Dismounting, Kadra tilted his head toward a smattering of smaller structures across the grounds. She wrinkled her nose at a pungent odor that worsened as they neared a domed building. Acrid, it sat somewhere between a rotting animal and a spoiled batch of Cretus’s wine.

“What in all the Elsar’s names is that stench?” she finally spluttered.

“The morgue.” Kadra swept past her, unaffected. The door scraped open, unleashing a blast of putrid air. Sarai clapped a hand to her mouth as her breakfast rose to her throat.

“Tetrarch Kadra, why are we at a morgue?”

“For Jovian of Edessa.”

She tried not to gag. “What about him?”

“Four months ago, he was found dead in his study, pinned under several bookcases.”

“What piques your interest afterallthis time?”

Her emphasis prompted a dark smile. “Jovian was one of last year’s Petitors.”

She halted. “What?”

“The very last to kill himself.” A sconce backlit his face in washes of umber. “Pulverized so badly, his own brother barely recognized him.”

He could have been discussing the weather for all the emotion he showed. Trepidation wrapped bony fingers around her ribs. Why was he starting off her first day by showing her a Petitor’s corpse?Is this a threat?

With great effort, she kept her voice from shaking. “If he killed himself, then why are we here?”

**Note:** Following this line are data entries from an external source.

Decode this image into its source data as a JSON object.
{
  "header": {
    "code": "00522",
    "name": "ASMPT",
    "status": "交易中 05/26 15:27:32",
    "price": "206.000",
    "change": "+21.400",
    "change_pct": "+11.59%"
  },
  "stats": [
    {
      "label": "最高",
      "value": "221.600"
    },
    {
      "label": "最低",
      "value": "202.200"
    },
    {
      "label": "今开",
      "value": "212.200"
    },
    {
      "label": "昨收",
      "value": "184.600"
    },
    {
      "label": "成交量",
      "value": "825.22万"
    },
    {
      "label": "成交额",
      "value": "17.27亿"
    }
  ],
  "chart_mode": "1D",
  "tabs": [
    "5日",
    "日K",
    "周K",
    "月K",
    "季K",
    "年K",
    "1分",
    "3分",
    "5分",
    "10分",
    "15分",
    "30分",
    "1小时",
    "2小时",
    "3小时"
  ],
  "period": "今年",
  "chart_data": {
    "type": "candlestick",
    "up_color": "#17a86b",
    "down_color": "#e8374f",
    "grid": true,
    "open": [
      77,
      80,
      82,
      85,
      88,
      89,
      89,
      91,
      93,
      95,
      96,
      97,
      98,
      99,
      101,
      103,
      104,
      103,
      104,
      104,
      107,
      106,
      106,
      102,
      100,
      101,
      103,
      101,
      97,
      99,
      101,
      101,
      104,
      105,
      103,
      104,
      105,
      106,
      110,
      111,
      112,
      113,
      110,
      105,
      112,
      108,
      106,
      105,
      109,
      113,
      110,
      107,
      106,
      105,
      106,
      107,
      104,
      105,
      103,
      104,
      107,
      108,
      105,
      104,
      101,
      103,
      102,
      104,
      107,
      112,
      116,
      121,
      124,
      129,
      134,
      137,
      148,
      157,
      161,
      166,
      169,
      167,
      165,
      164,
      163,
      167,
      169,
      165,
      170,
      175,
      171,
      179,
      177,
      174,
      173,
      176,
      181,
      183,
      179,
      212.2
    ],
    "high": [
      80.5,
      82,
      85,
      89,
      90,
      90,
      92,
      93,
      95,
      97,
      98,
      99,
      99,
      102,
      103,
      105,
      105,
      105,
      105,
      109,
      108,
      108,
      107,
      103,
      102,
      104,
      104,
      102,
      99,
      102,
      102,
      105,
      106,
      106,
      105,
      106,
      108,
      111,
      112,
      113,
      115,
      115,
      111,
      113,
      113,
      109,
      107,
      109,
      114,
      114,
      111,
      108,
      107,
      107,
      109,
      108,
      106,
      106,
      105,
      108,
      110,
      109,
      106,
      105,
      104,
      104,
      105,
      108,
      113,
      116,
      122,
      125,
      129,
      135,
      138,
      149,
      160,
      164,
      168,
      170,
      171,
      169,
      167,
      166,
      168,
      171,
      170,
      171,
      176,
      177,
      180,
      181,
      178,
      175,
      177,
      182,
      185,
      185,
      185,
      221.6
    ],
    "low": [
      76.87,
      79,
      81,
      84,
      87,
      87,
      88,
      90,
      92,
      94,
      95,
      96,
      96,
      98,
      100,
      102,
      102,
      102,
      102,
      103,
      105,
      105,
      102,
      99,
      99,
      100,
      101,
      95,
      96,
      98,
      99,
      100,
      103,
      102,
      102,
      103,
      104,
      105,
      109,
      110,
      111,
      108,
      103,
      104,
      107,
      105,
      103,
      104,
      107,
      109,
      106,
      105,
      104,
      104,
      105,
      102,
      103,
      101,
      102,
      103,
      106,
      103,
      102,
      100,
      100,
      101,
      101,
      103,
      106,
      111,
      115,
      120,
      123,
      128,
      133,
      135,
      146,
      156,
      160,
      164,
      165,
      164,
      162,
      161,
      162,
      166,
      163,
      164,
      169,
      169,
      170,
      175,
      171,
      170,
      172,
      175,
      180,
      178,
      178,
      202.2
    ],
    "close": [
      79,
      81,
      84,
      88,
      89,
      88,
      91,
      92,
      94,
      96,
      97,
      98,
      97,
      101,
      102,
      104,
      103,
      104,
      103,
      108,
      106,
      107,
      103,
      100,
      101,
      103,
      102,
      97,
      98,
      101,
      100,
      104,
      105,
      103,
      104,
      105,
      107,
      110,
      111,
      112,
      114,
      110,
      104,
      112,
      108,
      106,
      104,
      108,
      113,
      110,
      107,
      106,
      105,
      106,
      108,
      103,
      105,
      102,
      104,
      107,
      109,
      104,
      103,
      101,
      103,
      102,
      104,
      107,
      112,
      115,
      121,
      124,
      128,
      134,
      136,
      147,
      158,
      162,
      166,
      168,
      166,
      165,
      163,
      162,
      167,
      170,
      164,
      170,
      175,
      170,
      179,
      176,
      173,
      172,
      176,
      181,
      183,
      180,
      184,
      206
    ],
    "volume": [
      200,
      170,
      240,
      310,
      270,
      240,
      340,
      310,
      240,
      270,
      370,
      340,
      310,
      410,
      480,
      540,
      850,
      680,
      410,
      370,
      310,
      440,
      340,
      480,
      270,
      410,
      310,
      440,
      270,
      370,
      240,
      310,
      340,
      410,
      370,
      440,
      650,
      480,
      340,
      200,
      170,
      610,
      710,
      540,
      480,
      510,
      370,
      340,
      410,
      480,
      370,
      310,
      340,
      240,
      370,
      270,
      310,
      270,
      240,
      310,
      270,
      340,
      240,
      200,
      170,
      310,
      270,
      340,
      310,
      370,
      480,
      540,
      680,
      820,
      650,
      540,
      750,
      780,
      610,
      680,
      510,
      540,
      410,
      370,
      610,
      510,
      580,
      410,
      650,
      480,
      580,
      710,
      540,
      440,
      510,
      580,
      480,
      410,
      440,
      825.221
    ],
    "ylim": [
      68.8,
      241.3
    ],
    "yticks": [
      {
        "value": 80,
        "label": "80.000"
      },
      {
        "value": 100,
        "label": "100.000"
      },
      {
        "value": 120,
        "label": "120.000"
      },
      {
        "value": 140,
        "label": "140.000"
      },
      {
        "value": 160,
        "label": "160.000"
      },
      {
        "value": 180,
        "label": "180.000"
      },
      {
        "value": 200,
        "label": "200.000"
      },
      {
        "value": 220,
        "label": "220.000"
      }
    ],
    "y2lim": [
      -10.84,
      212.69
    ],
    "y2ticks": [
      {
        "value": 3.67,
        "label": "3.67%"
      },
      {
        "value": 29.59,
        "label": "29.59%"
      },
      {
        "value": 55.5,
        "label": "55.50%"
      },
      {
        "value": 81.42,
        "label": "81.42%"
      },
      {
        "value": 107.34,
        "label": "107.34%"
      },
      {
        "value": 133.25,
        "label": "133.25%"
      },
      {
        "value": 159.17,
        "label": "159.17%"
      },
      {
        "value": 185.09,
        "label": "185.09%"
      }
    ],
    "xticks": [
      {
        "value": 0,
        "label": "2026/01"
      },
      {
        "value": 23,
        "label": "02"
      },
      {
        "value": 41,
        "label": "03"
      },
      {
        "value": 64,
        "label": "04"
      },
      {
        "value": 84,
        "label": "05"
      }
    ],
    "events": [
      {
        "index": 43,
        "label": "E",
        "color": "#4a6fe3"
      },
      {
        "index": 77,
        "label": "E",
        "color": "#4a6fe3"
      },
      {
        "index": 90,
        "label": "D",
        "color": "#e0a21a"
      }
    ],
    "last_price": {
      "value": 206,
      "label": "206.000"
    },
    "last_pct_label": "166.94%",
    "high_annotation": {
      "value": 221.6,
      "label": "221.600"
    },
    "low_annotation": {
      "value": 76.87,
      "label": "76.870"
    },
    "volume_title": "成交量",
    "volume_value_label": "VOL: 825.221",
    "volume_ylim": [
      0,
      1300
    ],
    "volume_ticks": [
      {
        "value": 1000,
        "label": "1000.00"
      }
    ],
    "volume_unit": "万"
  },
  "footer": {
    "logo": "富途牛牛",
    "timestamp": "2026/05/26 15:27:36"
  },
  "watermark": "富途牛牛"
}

Kadra didn’t elaborate, striding past several corpses perched atop medical tables. Lugens pored over the disarrayed maps of the bodies, trying to intuit the cause of their demise. On the fringes of the room, young healers-in-training carefully cut into organs, rinsing their hands to make notes on their structures. Quashing the ache of her younger self’s dreams, she followed Kadra.

A hard-nosed woman with salt-and-pepper hair rose at his approach.

“Tetrarch Kadra.” She bowed low. “Whom did you come to see today?”

“Jovian.”

Surprise flickered across her face. “Of course.” She turned frosty eyes on Sarai. “Lugen Geena.”

“A pleasure to—” Sarai blinked when Geena walked past her.

Well, then. She could almost hear Harion snickering that he’d told her so. Irritated, she followed Geena and Kadra down a flight of stairs at the back.

The bustle and clatter of Lugens and metal implements faded, replaced by the quiet of death. A chill hung in the air, ice sealing the cracks in the stonework. The stairs culminated in a short hallway leading to a snow-crusted door, which Geena unlocked.